AA: Questo con altri due o tre sono gli unici teatri con gli abbonati. Devo dire la verità, mi sono trovato molto bene, ma questa cosa dello spettacolo pomeridiano… quando l’ ho saputo il mercoledì alle quattro ho chiesto “come alle quattro?” e invece quando mi hanno spiegato questa cosa delle signore e i signori abbonati… Giustamente il pomeriggio diventa anche molto più semplice andare a teatro, l’ ho trovato anche bello. Però sono sincero, c’è un problema. Questo spettacolo è apparentemente leggero ma in un contesto molto particolare: non è una commedia, ha un linguaggio un po’ colorito… Io non ho inventato niente, non ci ho aggiunto una frase volgare né altro: tutto quello che c’è io l’ ho sentito. Non ho forzato assolutamente su niente, anzi. Ma raccontare, parlare con questi linguaggi così, mi sono reso conto che con un tipo di persone non molto giovani — dentro, senz’altro, però — non era facile… Queste meravigliose signore e questi signori che ho visto, meravigliosi, che hanno molto rispetto per il teatro, molto più di altri… Ma chiaramente c’era un ascolto diverso. Certe reazioni, certe risposte… Lo spettacolo lo recito col pubblico, quindi cambia con il pubblico, sera dopo sera. L’ascolto è stato comunque meraviglioso, per me è stata un’esperienza simpatica, interessante. Poi è stato molto curioso fare lo spettacolo la domenica pomeriggio, specie per me che dopo l’Accademia non ho mai fatto matinée. Io dirittura ho lavorato col cabaret, dove aprono alle 11 di sera, a mezzanotte.

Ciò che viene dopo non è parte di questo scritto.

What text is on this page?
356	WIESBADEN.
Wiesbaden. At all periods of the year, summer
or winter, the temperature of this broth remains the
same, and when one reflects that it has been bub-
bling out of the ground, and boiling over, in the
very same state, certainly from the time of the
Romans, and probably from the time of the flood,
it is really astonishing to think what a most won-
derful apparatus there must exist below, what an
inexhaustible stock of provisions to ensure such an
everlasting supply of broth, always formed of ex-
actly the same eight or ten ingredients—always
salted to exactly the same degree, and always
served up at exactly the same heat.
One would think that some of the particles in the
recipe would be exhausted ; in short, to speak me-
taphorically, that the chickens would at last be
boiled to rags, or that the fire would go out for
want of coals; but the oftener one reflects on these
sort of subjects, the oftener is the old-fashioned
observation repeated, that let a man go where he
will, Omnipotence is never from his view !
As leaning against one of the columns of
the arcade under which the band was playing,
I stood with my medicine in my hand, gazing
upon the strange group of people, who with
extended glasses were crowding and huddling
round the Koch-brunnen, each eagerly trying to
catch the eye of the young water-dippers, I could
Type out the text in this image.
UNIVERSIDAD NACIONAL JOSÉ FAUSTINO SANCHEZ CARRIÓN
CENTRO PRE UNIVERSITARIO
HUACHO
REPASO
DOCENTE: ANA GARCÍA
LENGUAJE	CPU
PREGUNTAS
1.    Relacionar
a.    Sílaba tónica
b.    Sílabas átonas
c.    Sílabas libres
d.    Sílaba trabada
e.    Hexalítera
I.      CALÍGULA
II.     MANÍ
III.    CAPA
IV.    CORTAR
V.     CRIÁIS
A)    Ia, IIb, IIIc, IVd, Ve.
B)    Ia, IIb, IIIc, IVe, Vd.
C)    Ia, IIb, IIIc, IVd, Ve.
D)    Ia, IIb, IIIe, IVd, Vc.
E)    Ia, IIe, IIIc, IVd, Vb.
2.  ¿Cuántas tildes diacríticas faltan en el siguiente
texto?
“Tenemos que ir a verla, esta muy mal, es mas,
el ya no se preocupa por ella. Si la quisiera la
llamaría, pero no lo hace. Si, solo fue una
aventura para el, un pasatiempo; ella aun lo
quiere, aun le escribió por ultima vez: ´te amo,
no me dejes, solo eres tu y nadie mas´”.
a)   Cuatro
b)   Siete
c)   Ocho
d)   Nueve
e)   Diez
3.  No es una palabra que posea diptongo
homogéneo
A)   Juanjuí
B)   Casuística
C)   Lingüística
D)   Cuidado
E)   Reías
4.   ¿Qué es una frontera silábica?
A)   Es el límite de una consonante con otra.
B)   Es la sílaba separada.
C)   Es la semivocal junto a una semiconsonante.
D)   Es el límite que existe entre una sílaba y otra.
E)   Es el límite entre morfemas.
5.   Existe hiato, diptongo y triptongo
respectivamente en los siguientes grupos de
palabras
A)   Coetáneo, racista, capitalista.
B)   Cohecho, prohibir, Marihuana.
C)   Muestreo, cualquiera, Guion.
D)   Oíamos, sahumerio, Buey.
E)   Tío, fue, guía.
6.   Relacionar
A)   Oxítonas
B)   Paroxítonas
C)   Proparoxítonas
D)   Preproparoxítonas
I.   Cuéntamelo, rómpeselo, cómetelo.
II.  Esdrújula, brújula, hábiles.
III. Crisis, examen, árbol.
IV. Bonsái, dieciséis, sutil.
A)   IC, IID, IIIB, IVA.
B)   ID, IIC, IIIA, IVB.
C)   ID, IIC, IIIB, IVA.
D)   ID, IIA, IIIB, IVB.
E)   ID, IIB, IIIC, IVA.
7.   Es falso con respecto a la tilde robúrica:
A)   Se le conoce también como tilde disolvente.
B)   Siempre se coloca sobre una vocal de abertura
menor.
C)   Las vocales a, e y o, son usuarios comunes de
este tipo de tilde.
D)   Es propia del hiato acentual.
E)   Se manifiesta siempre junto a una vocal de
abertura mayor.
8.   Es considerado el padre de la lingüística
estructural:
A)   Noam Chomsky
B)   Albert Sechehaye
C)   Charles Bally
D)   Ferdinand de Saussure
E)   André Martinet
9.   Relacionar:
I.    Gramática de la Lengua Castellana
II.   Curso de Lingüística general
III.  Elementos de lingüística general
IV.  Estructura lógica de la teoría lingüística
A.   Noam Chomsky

Di Trieste poi ricordo ancora la serata al castello di San Giusto (anche noi, ndr.), un posto di una bellezza incredibile. Me lo ricordo benissimo, poi siamo andati a mangiare in un ristorante vegetariano, dove ci hanno dato un metro e mezzo di salsiccia. E anche la Sala Tripcovich è splendida. Quando mi hanno detto che non era la sede abituale, non ci credevo. Poi così sembra una discoteca di tendenza. Però si lavora molto bene, c’è un ottimo ascolto e hai la sensazione piacevole di avere la complicità del pubblico nell’accettare delle cose. E questo è molto importante. Ma una cosa mi ha colpito molto. La prima sera, alla fine erano tutti felici, però ho visto delle persone già col cappotto e allora ho pensato subito: o hanno già dato delle multe o avete una sola fermata del bus. Invece poi mi hanno spiegato della tradizione del guardaroba: si andava a prendere il cappotto e si tornava dentro per l’ultimo applauso, così poi avendolo, si poteva fuggire evitando la ressa. Una tattica straordinaria. Siete incredibili.

Grazie davvero Antonio. Fossero tutti come te. “Ti amo”.